On parle ici d’un engagement protéiforme. William Morris est, comme vous le rappelez, ouvertement socialiste et ses œuvres de fantasy sont pour lui un moyen de dénoncer l’aliénation capitaliste des travailleurs, mais aussi la destruction du paysage, de l’architecture et de l’environnement que provoque la société́ bourgeoise. Tolkien, de son côté, a certes été influencé par Morris, mais c’était un conservateur qui condamnait moralement la pollution, la bombe atomique, mais sans aller jusqu’à convertir son indignation en engagement politique, pratique qu’il rejetait.
Quant à la génération contestataire qui a fait de la fantasy un outil de combat dans les années 1960, les profils sont pour le moins variés. Cela va du militant écologiste jusqu’au fan des pratiques New Age et des religions néo-païennes.
Les premiers auteurs de comics, s’ils n’ont pas milité au sens propre du terme, ont baigné dans cette « modernité juive », comme l’a appelée Enzo Traverso, qui a vu une partie des juifs d’Europe et d’Amérique s’engager dans des mouvements progressistes, voire révolutionnaires (pensons, évidemment, à Trotski), afin de mettre fin aux discriminations dont ils étaient victimes. Cela explique que les premiers comics aient été très ouvertement antiracistes (jusqu’à une certaine limite du moins) et n’aient pas hésité à aborder des sujets comme la justice sociale, le logement, etc.
Il y avait aussi chez ces auteurs de comics une forme de ce que l’on pourrait appeler « patriotisme progressiste ». Ils pensaient que les États-Unis finiraient par répandre dans le monde un État-providence démocratique sur le modèle du New Deal proposé par Roosevelt.
Notons toutefois que cela ne les empêche pas de faire preuve de maladresse, voire de racisme patenté. Ainsi, les éditions Fawcett créent en 1942 Steamboat, un personnage afro-américain pour attirer des lecteurs de cette communauté. Mais celui-ci est empreint de très nombreux stéréotypes physiques et langagiers et n’est que le compagnon, voire le majordome, du super-héros Captain Marvel (aujourd’hui appelé Shazam).
Pareillement, durant la Seconde Guerre mondiale, les Asiatiques, et particulièrement les Japonais, sont dépeints comme des bêtes. Certes, ce type de parodie touche également les Allemands, mais sans doute pas de manière aussi aiguë.

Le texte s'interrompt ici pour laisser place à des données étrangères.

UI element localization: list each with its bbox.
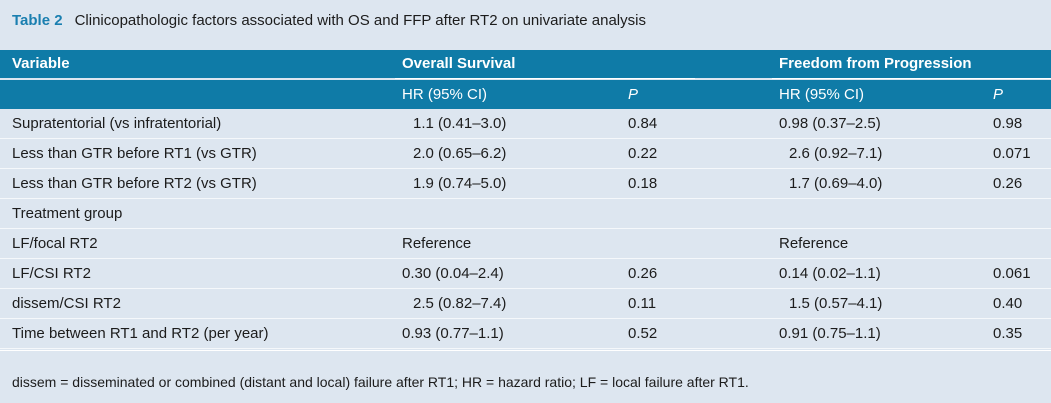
cell-variable: Less than GTR before RT2 (vs GTR): [12, 175, 257, 192]
cell-ffp-hr: 1.7 (0.69–4.0): [789, 175, 883, 192]
cell-ffp-hr: Reference: [779, 235, 849, 252]
cell-variable: LF/CSI RT2: [12, 265, 91, 282]
table-caption: Table 2 Clinicopathologic factors associa…: [12, 11, 646, 31]
cell-os-p: 0.26: [628, 265, 658, 282]
cell-os-p: 0.18: [628, 175, 658, 192]
header-row-secondary: HR (95% CI) P HR (95% CI) P: [0, 80, 1051, 109]
header-os-hr: HR (95% CI): [402, 86, 488, 103]
header-divider-os: [395, 78, 695, 79]
cell-os-hr: Reference: [402, 235, 472, 252]
cell-ffp-p: 0.98: [993, 115, 1023, 132]
cell-os-hr: 2.5 (0.82–7.4): [413, 295, 507, 312]
table-row: LF/CSI RT2 0.30 (0.04–2.4) 0.26 0.14 (0.…: [0, 259, 1051, 289]
header-variable: Variable: [12, 55, 70, 72]
cell-ffp-hr: 0.98 (0.37–2.5): [779, 115, 881, 132]
cell-variable: dissem/CSI RT2: [12, 295, 121, 312]
cell-ffp-p: 0.061: [993, 265, 1031, 282]
table-row: dissem/CSI RT2 2.5 (0.82–7.4) 0.11 1.5 (…: [0, 289, 1051, 319]
header-divider-ffp: [772, 78, 1051, 79]
header-ffp-p: P: [993, 86, 1004, 103]
cell-os-hr: 2.0 (0.65–6.2): [413, 145, 507, 162]
footer-divider: [0, 350, 1051, 351]
cell-ffp-hr: 2.6 (0.92–7.1): [789, 145, 883, 162]
table-row: Time between RT1 and RT2 (per year) 0.93…: [0, 319, 1051, 349]
cell-os-p: 0.84: [628, 115, 658, 132]
cell-os-p: 0.52: [628, 325, 658, 342]
table-row: Treatment group: [0, 199, 1051, 229]
cell-ffp-p: 0.35: [993, 325, 1023, 342]
header-row-primary: Variable Overall Survival Freedom from P…: [0, 50, 1051, 78]
table-row: Less than GTR before RT1 (vs GTR) 2.0 (0…: [0, 139, 1051, 169]
cell-os-hr: 0.93 (0.77–1.1): [402, 325, 504, 342]
table-title: Clinicopathologic factors associated wit…: [74, 12, 646, 29]
table-row: Supratentorial (vs infratentorial) 1.1 (…: [0, 109, 1051, 139]
cell-ffp-hr: 0.91 (0.75–1.1): [779, 325, 881, 342]
cell-variable: Time between RT1 and RT2 (per year): [12, 325, 269, 342]
cell-ffp-p: 0.40: [993, 295, 1023, 312]
header-freedom-from-progression: Freedom from Progression: [779, 55, 972, 72]
header-ffp-hr: HR (95% CI): [779, 86, 865, 103]
cell-os-hr: 1.1 (0.41–3.0): [413, 115, 507, 132]
cell-os-hr: 0.30 (0.04–2.4): [402, 265, 504, 282]
cell-ffp-hr: 1.5 (0.57–4.1): [789, 295, 883, 312]
header-os-p: P: [628, 86, 639, 103]
table-row: Less than GTR before RT2 (vs GTR) 1.9 (0…: [0, 169, 1051, 199]
cell-os-p: 0.11: [628, 295, 657, 312]
table-row: LF/focal RT2 Reference Reference: [0, 229, 1051, 259]
cell-ffp-p: 0.071: [993, 145, 1031, 162]
cell-variable: Less than GTR before RT1 (vs GTR): [12, 145, 257, 162]
header-overall-survival: Overall Survival: [402, 55, 516, 72]
cell-os-hr: 1.9 (0.74–5.0): [413, 175, 507, 192]
cell-variable: Treatment group: [12, 205, 123, 222]
cell-variable: LF/focal RT2: [12, 235, 98, 252]
table-body: Supratentorial (vs infratentorial) 1.1 (…: [0, 109, 1051, 349]
cell-ffp-hr: 0.14 (0.02–1.1): [779, 265, 881, 282]
table-label: Table 2: [12, 12, 63, 29]
cell-ffp-p: 0.26: [993, 175, 1023, 192]
cell-variable: Supratentorial (vs infratentorial): [12, 115, 222, 132]
cell-os-p: 0.22: [628, 145, 658, 162]
table-footnote: dissem = disseminated or combined (dista…: [12, 374, 749, 390]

Les auteurs de comics ou de fantasy mettant en scène des personnages surhumains semblent avoir évolué au cours des dernières décennies concernant le rapport à la technologie et à la science, passant d’une confiance dans le progrès dont on pense qu’ils sont porteurs pour l’humanité (Superman, Captain America) à un certain désenchantement, voire à une critique acerbe des dégâts causés par les progrès techniques, leur impact sur l’environnement, mais aussi sur le fait que ceux-ci n’ont guère contribué à libérer les peuples opprimés. Pouvez-vous revenir sur cette évolution du regard porté sur la science, du pouvoir qu’elle confère et de ses usages par les classes dirigeantes ?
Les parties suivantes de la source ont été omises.